In the Interest of J.H.-H., Minor Child
This text of In the Interest of J.H.-H., Minor Child (In the Interest of J.H.-H., Minor Child) is published on Counsel Stack Legal Research, covering Court of Appeals of Iowa primary law. Counsel Stack provides free access to over 12 million legal documents including statutes, case law, regulations, and constitutions.
Opinion
IN THE COURT OF APPEALS OF IOWA
No. 25-0236 Filed June 18, 2025
IN THE INTEREST OF J.H.-H., Minor Child,
J.H., Father, Appellant. ________________________________________________________________
Appeal from the Iowa District Court for Poweshiek County,
Patrick J. McAvan, Judge.
A father appeals the juvenile court’s bridge order transferring jurisdiction
over the custody, physical care, and visitation of his child to the district court.
AFFIRMED.
Christopher A. Clausen of Clausen Law Office, Ames, for appellant father.
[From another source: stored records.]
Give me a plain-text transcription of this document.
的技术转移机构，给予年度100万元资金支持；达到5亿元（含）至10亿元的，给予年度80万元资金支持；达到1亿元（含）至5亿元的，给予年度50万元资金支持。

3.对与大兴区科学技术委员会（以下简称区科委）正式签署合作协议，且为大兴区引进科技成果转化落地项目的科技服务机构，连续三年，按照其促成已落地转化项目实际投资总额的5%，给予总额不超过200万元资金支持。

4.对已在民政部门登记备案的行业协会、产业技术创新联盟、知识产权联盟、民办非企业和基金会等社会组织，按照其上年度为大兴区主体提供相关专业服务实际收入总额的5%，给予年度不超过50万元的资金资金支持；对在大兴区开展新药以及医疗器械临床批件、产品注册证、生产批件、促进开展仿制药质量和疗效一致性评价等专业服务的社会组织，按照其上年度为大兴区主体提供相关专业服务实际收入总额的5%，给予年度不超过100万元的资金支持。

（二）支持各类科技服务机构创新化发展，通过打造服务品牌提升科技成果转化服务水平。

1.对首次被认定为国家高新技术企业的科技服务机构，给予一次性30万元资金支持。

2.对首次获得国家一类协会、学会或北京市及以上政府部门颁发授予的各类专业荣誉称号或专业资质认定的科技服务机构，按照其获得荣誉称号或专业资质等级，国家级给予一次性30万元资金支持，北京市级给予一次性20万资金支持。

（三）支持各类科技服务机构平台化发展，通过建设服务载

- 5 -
Brenna Bird, Attorney General, and Tamara Knight, Assistant Attorney
General, for appellee State.
Rebecca L. Petig of Bierman & Petig, P.C., Grinnell, attorney and guardian
ad litem for minor child.
Considered without oral argument by Schumacher, P.J., and Buller and
Sandy, JJ. 2
SANDY, Judge.
The father of J.H.-H. appeals from the juvenile court bridge order
transferring jurisdiction over the custody, physical care, and visitation of the child
to the district court.1 That order placed the child in the joint legal custody of the
mother and father, awarding the mother physical care with the father being granted
“frequent and liberal visitation.”
On appeal, the father seeks to set aside the bridge order, arguing the order
“provide[s] no criteria for him to be able to get visitation which would be more
similar to the visitation a non-custodial parent would have.” The father raises two
issues on appeal, arguing the juvenile court erred in (1) issuing a bridge order
rather than a “family custody and visitation order,” and (2) “granting such limited
visitation.”
In his petition, the father provides no “[s]upporting legal authority” for his
claims, no statements on how error was preserved on appeal, and no explanation
of the “findings of fact or conclusions of law with which [he] disagree[s].” See Iowa
R. App. P. 6.1401—Form 5; see also Iowa R. App P. 6.201(1)(d) (requiring “[t]he
petition on appeal [to] substantially comply with rule 6.1401—Form 5”). And
although we will, in child welfare cases, “[do] our best to address the issues
presented without undertaking the father’s research and advocacy for him,” the
father has not provided even “a few legal citations” or “quotes from the juvenile
court ruling;” he has simply provided “a statement that he ‘disagrees.’” See In re
A.G., No. 24-1908, 2025 WL 707099, at *2 n.1 (Iowa Ct. App. Mar. 5, 2025); see
1 The mother does not appeal. 3
also In re J.W., No. 18-2218, 2019 WL 719056, at *1 (Iowa Ct. App. Feb. 20, 2019)
(deeming a father’s failure to “provide[] . . . facts, argument, or analysis in support
of his assertions” to have “waive[d] error”).
“The father’s position is not adequately formulated to facilitate our review.”
J.W., 2019 WL 719056, at *1. We thus affirm the juvenile court’s bridge order.